Musically, Rawsthorne derives from Walton, particularly the Walton of the First Symphony, a tremendously influential work among the young British composers of the Thirties. Nevertheless, Rawsthorne also went his own way fairly quickly. One can see this as early as the Symphonic Studies of 1939, a piece in one large movement that many other writers wouldn't have hesitated to call a symphony. One hears in it some lingering Waltonianisms, but overall the piece takes on a flintier quality than Walton as well as an idiosyncratic structure that bespeaks an architectural mind that goes beyond Walton's usual satisfaction with received forms. The Symphonic Studies combine one-movement symphony, variation, as well as the Schoenbergian process of continual variation, although I have no idea whether Rawsthorne had actually heard Schoenberg at this time. A motto-theme generates the entire work, reappearing in various guises, colors, tempi, and moods at the beginning of each of the six major sections of the piece. Each section is beautifully worked and the whole carefully and subtly shaped. Often, you find yourself in the middle of a new section without an immediate idea of how you got there, even though you've not lost attention. You figure out in retrospect how he got you from here to there. The finale features an allegro fugue, based on the motto (naturally), carried on mainly in the brass, and the piece ends in a blaze of very full chords. For me, this counts as one of the great British scores.

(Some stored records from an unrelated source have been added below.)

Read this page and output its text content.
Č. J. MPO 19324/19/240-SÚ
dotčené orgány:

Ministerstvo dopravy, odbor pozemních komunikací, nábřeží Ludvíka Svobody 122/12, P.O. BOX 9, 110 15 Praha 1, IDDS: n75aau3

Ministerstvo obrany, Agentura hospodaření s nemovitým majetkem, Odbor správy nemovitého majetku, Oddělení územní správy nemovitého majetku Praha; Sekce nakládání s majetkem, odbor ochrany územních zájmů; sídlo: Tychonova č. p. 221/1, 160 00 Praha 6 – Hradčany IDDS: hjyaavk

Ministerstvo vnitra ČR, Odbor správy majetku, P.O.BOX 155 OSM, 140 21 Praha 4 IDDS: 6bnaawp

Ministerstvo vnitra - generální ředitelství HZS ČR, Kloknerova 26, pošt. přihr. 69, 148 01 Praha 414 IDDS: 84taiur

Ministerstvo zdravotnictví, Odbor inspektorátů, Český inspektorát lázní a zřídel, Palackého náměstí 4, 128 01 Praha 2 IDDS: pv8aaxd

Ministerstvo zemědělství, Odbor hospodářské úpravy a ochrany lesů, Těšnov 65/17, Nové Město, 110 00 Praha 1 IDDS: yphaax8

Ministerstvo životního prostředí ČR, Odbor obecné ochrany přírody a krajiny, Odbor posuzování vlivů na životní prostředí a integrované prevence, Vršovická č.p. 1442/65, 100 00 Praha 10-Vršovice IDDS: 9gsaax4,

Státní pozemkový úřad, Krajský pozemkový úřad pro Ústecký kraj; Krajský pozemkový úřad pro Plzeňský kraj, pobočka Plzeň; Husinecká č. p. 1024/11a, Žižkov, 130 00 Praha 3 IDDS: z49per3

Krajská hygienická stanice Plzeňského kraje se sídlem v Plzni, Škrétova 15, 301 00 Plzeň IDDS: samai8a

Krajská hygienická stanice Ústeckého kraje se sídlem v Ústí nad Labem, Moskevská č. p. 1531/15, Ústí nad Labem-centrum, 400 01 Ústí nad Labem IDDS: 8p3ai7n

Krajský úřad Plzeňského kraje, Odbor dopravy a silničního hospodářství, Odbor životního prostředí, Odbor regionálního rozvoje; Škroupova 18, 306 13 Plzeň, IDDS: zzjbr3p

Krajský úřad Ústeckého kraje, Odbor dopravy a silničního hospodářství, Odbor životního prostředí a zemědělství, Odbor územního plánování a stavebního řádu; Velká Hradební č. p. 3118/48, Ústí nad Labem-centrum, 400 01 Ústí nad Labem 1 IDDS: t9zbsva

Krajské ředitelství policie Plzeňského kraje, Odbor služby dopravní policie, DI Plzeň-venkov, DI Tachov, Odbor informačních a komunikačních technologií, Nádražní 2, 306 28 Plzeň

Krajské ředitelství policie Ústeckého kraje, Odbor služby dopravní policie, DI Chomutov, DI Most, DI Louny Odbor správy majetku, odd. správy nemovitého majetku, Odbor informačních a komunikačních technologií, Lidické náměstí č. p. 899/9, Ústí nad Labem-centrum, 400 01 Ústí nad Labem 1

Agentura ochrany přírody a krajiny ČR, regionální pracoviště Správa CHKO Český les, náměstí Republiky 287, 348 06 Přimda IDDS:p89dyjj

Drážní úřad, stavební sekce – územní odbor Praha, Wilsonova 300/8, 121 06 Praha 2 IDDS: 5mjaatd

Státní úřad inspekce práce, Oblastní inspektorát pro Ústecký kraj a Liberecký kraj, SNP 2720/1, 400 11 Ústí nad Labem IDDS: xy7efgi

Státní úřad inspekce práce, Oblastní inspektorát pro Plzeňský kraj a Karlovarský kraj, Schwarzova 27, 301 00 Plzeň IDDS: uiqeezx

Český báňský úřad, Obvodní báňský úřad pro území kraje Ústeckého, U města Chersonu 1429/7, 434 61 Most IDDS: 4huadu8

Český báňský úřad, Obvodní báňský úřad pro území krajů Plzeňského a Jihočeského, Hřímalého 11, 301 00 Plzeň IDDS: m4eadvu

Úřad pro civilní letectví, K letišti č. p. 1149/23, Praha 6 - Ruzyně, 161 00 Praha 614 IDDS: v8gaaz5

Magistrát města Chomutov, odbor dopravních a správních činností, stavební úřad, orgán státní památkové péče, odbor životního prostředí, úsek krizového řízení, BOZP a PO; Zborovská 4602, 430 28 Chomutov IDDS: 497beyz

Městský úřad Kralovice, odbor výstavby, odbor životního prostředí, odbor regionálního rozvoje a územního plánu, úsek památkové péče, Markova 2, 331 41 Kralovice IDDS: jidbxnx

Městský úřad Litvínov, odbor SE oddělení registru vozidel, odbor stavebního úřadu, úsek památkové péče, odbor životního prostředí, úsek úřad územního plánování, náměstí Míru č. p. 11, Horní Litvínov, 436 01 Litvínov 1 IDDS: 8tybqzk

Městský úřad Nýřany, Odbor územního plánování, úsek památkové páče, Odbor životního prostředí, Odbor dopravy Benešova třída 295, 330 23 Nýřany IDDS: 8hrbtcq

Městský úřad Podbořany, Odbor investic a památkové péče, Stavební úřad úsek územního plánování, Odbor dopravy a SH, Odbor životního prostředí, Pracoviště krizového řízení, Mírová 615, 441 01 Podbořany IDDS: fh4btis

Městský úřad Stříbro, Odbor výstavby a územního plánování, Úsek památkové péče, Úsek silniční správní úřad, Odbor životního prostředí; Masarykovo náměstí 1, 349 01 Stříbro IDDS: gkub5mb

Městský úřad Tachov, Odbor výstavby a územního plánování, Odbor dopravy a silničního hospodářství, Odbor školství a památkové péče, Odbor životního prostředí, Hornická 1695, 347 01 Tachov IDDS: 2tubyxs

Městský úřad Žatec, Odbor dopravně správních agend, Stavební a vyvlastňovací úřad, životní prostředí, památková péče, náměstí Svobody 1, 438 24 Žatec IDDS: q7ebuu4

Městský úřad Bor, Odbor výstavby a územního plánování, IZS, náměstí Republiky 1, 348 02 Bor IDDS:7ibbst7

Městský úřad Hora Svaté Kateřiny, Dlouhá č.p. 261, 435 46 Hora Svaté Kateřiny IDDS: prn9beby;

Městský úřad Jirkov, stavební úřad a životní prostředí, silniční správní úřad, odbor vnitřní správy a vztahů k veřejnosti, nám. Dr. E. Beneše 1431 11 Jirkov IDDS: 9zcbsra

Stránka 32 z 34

Written for Evelyn Rothwell, the oboe concerto, like most for the instrument, sings altogether more lightly, at least as far as structure goes, the composer evoking baroque forms, like the French overture first movement, the minuet second, and the gigue third. Yet even here, we speak only relatively. The composer generates an entire concerto out of perhaps three motives, two of which seem cousins. The emotional core of the work – though not as severe as Rawsthorne's usual – nevertheless contains its share of disconcert, because that seems part and parcel of Rawsthorne's neo-Romantic language.

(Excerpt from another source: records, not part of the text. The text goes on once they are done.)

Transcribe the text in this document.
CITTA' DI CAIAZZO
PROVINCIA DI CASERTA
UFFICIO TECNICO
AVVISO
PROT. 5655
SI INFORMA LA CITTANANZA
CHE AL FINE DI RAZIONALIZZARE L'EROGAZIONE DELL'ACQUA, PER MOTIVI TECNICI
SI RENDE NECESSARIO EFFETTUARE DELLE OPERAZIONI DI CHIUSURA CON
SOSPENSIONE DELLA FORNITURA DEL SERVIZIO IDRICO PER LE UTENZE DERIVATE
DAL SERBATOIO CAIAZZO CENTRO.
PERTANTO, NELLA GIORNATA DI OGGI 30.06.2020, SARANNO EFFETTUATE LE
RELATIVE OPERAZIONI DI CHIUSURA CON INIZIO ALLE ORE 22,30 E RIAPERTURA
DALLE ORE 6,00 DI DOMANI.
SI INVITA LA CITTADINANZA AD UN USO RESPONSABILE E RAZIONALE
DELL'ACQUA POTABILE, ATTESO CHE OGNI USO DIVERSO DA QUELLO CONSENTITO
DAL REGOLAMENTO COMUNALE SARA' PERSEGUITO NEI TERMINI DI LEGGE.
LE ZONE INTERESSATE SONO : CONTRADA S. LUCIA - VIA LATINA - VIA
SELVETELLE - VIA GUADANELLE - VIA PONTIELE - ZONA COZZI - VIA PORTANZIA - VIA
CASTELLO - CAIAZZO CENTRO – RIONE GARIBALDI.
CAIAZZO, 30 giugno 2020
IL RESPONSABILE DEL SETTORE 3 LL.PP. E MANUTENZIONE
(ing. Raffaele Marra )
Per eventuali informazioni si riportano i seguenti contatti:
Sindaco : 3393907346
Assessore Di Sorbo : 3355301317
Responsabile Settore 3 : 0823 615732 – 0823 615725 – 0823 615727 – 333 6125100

The cello concerto appears late in Rawsthorne's output, after the appearance of such seminal works as the Third Symphony. Rawsthorne always showed an inquiring, questing mind, within the bounds of a strongly-defined musical personality. The influence of Schoenberg becomes more pronounced, the harmonic idiom freer, though still within a tonal context. If anything, Rawsthorne's music becomes even more granitic as he goes on. The cello concerto I think the finest of all his concerti – the biggest in feeling, the most masterful in its handling of the interplay between soloist and orchestra. The soloist gets an heroic part, as in something like the Dvořák or Bloch's Schelomo. Yet, I admit that, unlike those classics, this concerto keeps a listener at arm's length. There's great emotion, but no chance for the listener to indulge in wallow. I'd compare it to the enigmatic parts of the Brahms Double Concerto, a work I admire and even love, but some listeners may be put off. A structural marvel, the first movement, subtitled "Quasi Variazioni," is actually an extended discourse of continual variation of a cell, rather than separate variations as such. One feels it as the composer intended, a "continuous piece." The second movement, in many ways the most daring, plays with two themes – the first acting like a frame around a middle section of the second. The middle section dangerously flirts with stasis. The "theme" consists of basically two notes against a chordal background. The music seems to grind to a halt and then slowly rouse itself back to the first section. The finale takes the theme of the first movement and retrofits it into new ideas. You never know quite where in the new material it will turn up. At one point, it becomes the end of a fugal subject. The movement exercises not only the composer's wit, but the listener's as well.
The performances range from a terrific Symphonic Studies to an okay oboe concerto. Not that there's anything wrong with the oboe concerto. It's simply a piece that doesn't invite a range of interpretation. The cello concerto is an altogether more complicated affair. It's a piece that needs years of performance to reveal itself in full. This is a good first recording. We can only hope for others. Cellist Alexander Baillie gives a reading full of striving, some of which comes off, some of which doesn't. I'd say the same of Lloyd-Jones. They are at their best in the first two movements and lose focus in the third. Still, a respectable première.